Voyages
Cette semaine je vous présente un extrait de Voyages, un recueil de poésies paru en 2020.
« La poésie, pour moi, c’est l’art du souvenir. Elle permet ce lent phénomène du retour sur soi, de la recherche des émotions au plus profond de notre âme. Les sensations, les images, les odeurs sont là, tapies au creux de notre être.

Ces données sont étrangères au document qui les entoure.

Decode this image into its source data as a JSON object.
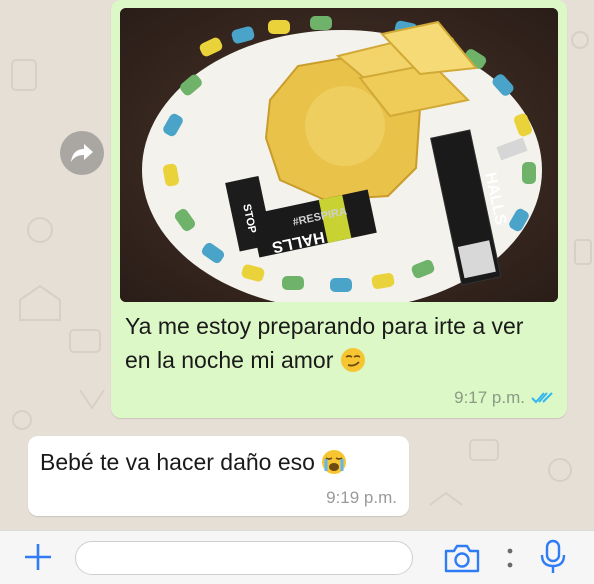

Au poète de les chercher et de les transcrire directement comme elles lui viennent à l’esprit. À lui de trouver le parfait équilibre entre les mots et les sons afin de toucher son lecteur, et de l’amener au-delà du « plafond de verre ».
Il doit s’imprégner totalement des plus petits événements de la vie au risque de s’y perdre et de ne plus savoir s’ils proviennent de son expérience ou du vécu de l’autre.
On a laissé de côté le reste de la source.